Regular readers of
MusicWeb’s sibling, Film Music
on the Web, will recognise the name
William Stromberg as the conductor of
the majority of the releases in Marco
Polo’s ongoing ‘Classic Film Scores’
series. Clearly the cinematic nature
of this music is of great appeal to
this conductor. And the huge orchestral
forces and brilliant colours offer a
marvellous opportunity to demonstrate
new sound technologies.
The Grand Canyon
Suite has been recorded numerous
times so Stromberg faces stiff competition
and it has to be said that there are
more persuasive performances. Bernstein
on Sony SMK 63086 is infectiously witty
in his portrait of ‘On the Trail’ and
Kunzel’s Telarc recording (CD 80086)
has power and splendour aplenty and
it offers a second performance of Cloudburst
with real thunderclaps as a bonus).
I also retain an affection for Antal
Dorati’s Decca recording (410 110-2).
Having said all that, Stromberg’s reading
has plenty of guts and character and
it sounds very thrilling – the surround
sound really involving the listener.
Stromberg’s commitment
and enthusiasm makes a strong case for
Grofé’s Mississippi Suite
which is less well-known and candidly
less interesting. Its opening movement
‘Father of the Waters’ is a broad sweeping
evocation seeking to suggest the river’s
natural grandeur but Indian calls and
negro folk-tune banalities don’t help.
The most interesting movement is the
very witty portrait of ‘Huckleberry
Finn’ with Stromberg wildly and mischievously
boisterous. ‘Old Creole Days’ is more
restful, a sweet elegy for the old days
in moonlit Louisiana gardens (sub-Delius).
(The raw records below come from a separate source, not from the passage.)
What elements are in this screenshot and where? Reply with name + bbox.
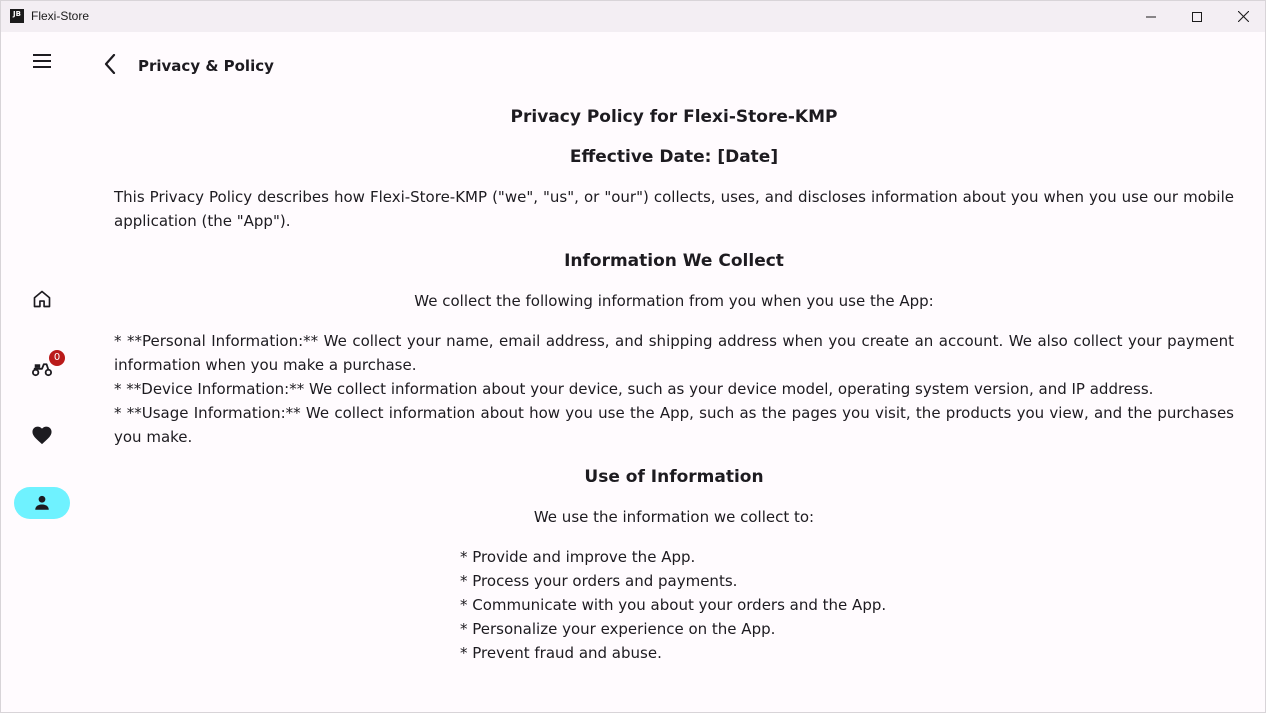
rail-item-wishlist[interactable] bbox=[14, 419, 70, 451]
heart-icon bbox=[31, 425, 53, 445]
list-item: * **Device Information:** We collect information about your device, such as your device model, operating system version, and IP address. bbox=[114, 380, 1154, 398]
back-arrow-icon bbox=[104, 54, 116, 74]
hamburger-menu-icon bbox=[33, 54, 51, 68]
collect-list bbox=[114, 329, 1234, 449]
effective-date: Effective Date: [Date] bbox=[569, 147, 779, 167]
rail-item-cart[interactable] bbox=[14, 351, 70, 383]
list-item: * Provide and improve the App. bbox=[460, 548, 696, 566]
close-button[interactable] bbox=[1220, 1, 1266, 32]
page-title: Privacy & Policy bbox=[138, 57, 274, 75]
rail-item-profile[interactable] bbox=[14, 487, 70, 519]
minimize-button[interactable] bbox=[1128, 1, 1174, 32]
intro-paragraph: This Privacy Policy describes how Flexi-Store-KMP ("we", "us", or "our") collects, uses, and discloses information about you when you use our mobile application (the "App"). bbox=[114, 188, 1234, 230]
section-heading-use: Use of Information bbox=[584, 467, 764, 487]
home-icon bbox=[32, 289, 52, 309]
minimize-icon bbox=[1146, 12, 1156, 22]
privacy-policy-content bbox=[114, 101, 1234, 665]
list-item: * Process your orders and payments. bbox=[460, 572, 738, 590]
person-icon bbox=[33, 494, 51, 512]
list-item: * Prevent fraud and abuse. bbox=[460, 644, 662, 662]
back-button[interactable] bbox=[97, 51, 123, 77]
collect-lead: We collect the following information from you when you use the App: bbox=[414, 292, 934, 310]
menu-button[interactable] bbox=[25, 49, 59, 73]
policy-title: Privacy Policy for Flexi-Store-KMP bbox=[510, 107, 838, 127]
window-title: Flexi-Store bbox=[31, 9, 90, 23]
list-item: * Communicate with you about your orders and the App. bbox=[460, 596, 887, 614]
use-lead: We use the information we collect to: bbox=[533, 508, 815, 526]
rail-item-home[interactable] bbox=[14, 283, 70, 315]
section-heading-collect: Information We Collect bbox=[564, 251, 784, 271]
maximize-icon bbox=[1192, 12, 1202, 22]
maximize-button[interactable] bbox=[1174, 1, 1220, 32]
navigation-rail bbox=[1, 32, 83, 713]
list-item: * **Personal Information:** We collect your name, email address, and shipping address when you create an account. We also collect your payment information when you make a purchase. bbox=[114, 332, 1234, 374]
use-list bbox=[460, 545, 1234, 665]
close-icon bbox=[1238, 11, 1249, 22]
app-logo-icon: JB bbox=[10, 9, 24, 23]
cart-badge: 0 bbox=[49, 350, 65, 366]
title-bar bbox=[1, 1, 1265, 32]
list-item: * Personalize your experience on the App. bbox=[460, 620, 776, 638]
list-item: * **Usage Information:** We collect information about how you use the App, such as the pages you visit, the products you view, and the purchases you make. bbox=[114, 404, 1234, 446]
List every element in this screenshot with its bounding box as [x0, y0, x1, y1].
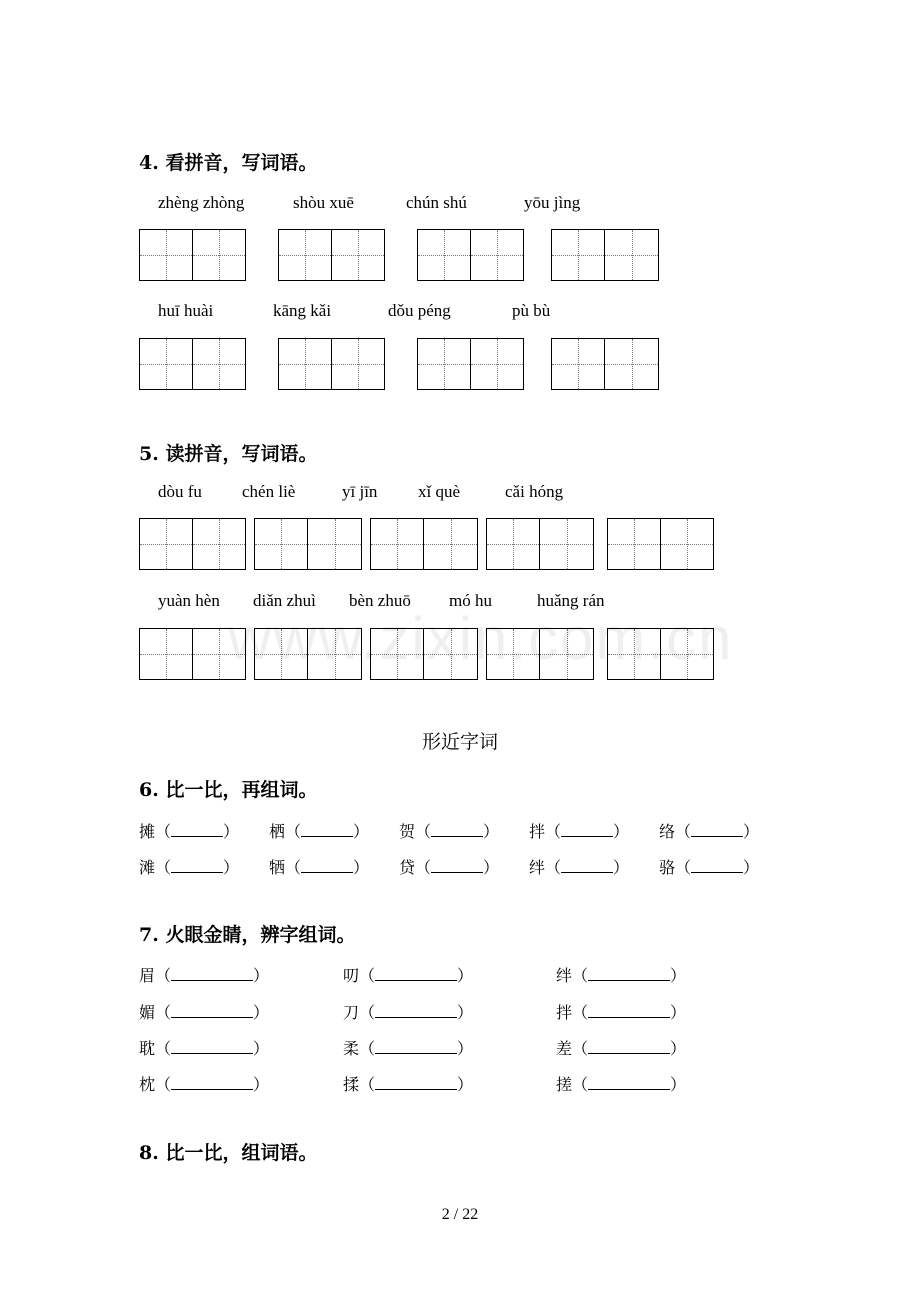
char-blank-item: 拌（ ） [529, 822, 630, 841]
char-blank-item: 媚（ ） [139, 1003, 270, 1022]
answer-blank[interactable] [431, 858, 483, 873]
answer-blank[interactable] [561, 858, 613, 873]
page-number: 2 / 22 [441, 1206, 479, 1223]
answer-blank[interactable] [588, 1039, 670, 1054]
pinyin-label: mó hu [449, 591, 492, 610]
pinyin-label: xǐ què [418, 482, 461, 501]
pinyin-label: yuàn hèn [158, 591, 220, 610]
pinyin-label: diǎn zhuì [253, 591, 316, 610]
pinyin-label: dòu fu [158, 482, 202, 501]
question-5-title: 5. 读拼音，写词语。 [139, 443, 318, 465]
answer-blank[interactable] [171, 1039, 253, 1054]
pinyin-label: zhèng zhòng [158, 193, 245, 212]
char-blank-item: 耽（ ） [139, 1039, 270, 1058]
answer-blank[interactable] [301, 822, 353, 837]
pinyin-label: cǎi hóng [505, 482, 564, 501]
char-blank-item: 拌（ ） [556, 1003, 687, 1022]
char-blank-item: 眉（ ） [139, 966, 270, 985]
answer-blank[interactable] [588, 1075, 670, 1090]
pinyin-label: chén liè [242, 482, 296, 501]
pinyin-label: yōu jìng [524, 193, 581, 212]
char-blank-item: 骆（ ） [659, 858, 760, 877]
char-blank-item: 枕（ ） [139, 1075, 270, 1094]
answer-blank[interactable] [588, 1003, 670, 1018]
answer-blank[interactable] [171, 966, 253, 981]
answer-blank[interactable] [171, 822, 223, 837]
answer-blank[interactable] [561, 822, 613, 837]
answer-blank[interactable] [375, 1003, 457, 1018]
writing-grid[interactable] [278, 338, 385, 390]
answer-blank[interactable] [691, 858, 743, 873]
writing-grid[interactable] [278, 229, 385, 281]
answer-blank[interactable] [375, 1075, 457, 1090]
writing-grid[interactable] [551, 338, 659, 390]
pinyin-label: dǒu péng [388, 301, 451, 320]
question-6-title: 6. 比一比，再组词。 [139, 779, 318, 801]
answer-blank[interactable] [171, 1075, 253, 1090]
char-blank-item: 搓（ ） [556, 1075, 687, 1094]
pinyin-label: huī huài [158, 301, 214, 320]
char-blank-item: 贺（ ） [399, 822, 500, 841]
char-blank-item: 摊（ ） [139, 822, 240, 841]
pinyin-label: pù bù [512, 301, 551, 320]
char-blank-item: 绊（ ） [556, 966, 687, 985]
writing-grid[interactable] [607, 518, 714, 570]
char-blank-item: 叨（ ） [343, 966, 474, 985]
writing-grid[interactable] [551, 229, 659, 281]
question-7-title: 7. 火眼金睛，辨字组词。 [139, 924, 356, 946]
answer-blank[interactable] [171, 1003, 253, 1018]
section-title: 形近字词 [421, 731, 498, 753]
writing-grid[interactable] [417, 229, 524, 281]
writing-grid[interactable] [139, 229, 246, 281]
answer-blank[interactable] [301, 858, 353, 873]
char-blank-item: 差（ ） [556, 1039, 687, 1058]
question-8-title: 8. 比一比，组词语。 [139, 1142, 318, 1164]
answer-blank[interactable] [171, 858, 223, 873]
answer-blank[interactable] [588, 966, 670, 981]
pinyin-label: kāng kǎi [273, 301, 332, 320]
char-blank-item: 揉（ ） [343, 1075, 474, 1094]
answer-blank[interactable] [691, 822, 743, 837]
char-blank-item: 牺（ ） [269, 858, 370, 877]
char-blank-item: 栖（ ） [269, 822, 370, 841]
writing-grid[interactable] [139, 338, 246, 390]
char-blank-item: 绊（ ） [529, 858, 630, 877]
writing-grid[interactable] [370, 518, 478, 570]
char-blank-item: 滩（ ） [139, 858, 240, 877]
pinyin-label: bèn zhuō [349, 591, 411, 610]
char-blank-item: 贷（ ） [399, 858, 500, 877]
watermark: www.zixin.com.cn [228, 605, 734, 672]
pinyin-label: chún shú [406, 193, 467, 212]
answer-blank[interactable] [431, 822, 483, 837]
char-blank-item: 络（ ） [659, 822, 760, 841]
answer-blank[interactable] [375, 966, 457, 981]
writing-grid[interactable] [139, 518, 246, 570]
writing-grid[interactable] [254, 518, 362, 570]
pinyin-label: yī jīn [342, 482, 378, 501]
char-blank-item: 刀（ ） [343, 1003, 474, 1022]
question-4-title: 4. 看拼音，写词语。 [139, 152, 318, 174]
char-blank-item: 柔（ ） [343, 1039, 474, 1058]
pinyin-label: shòu xuē [293, 193, 354, 212]
answer-blank[interactable] [375, 1039, 457, 1054]
writing-grid[interactable] [417, 338, 524, 390]
pinyin-label: huǎng rán [537, 591, 605, 610]
writing-grid[interactable] [486, 518, 594, 570]
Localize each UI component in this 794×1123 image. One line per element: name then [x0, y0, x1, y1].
Finally, ‘Mardi Gras’ fizzes with exuberant
high jinks and folksongs. A favourite
old ballad (the name of which has persistently
escaped me) towers proudly over a New
Orleans carnival backdrop.
Even less well-known
is the ‘Niagara Falls Suite’ another
musical ‘picture post card’; another
noisy spectacular. ‘Thunder of the Waters’
captures the grandeur of the high falls
as they cascade downwards carrying a
suggestion of their watery smokiness.
Implicit in this movement are Indian
motifs which play a major part in the
‘Devil’s Hole Massacre’ – a movement
that stands up to any similar western
movie music by Steiner or Tiomkin and
recalls an Indian ambush of 1763 when
a British train of 25 wagons was obliterated.
‘Honeymooners’ adds a taste of romance
and steers the music into calmer waters
before the final ‘Power of Niagara’
plunges us back into even greater turbulence
depicting the industrial might associated
with a local Niagara hydro-electric
plant complete with sirens and anvil
strokes.
Big, big Technicolor
music; great fun even in its banal moments,
all conducted with great verve by movie
music specialist, William T. Stromberg.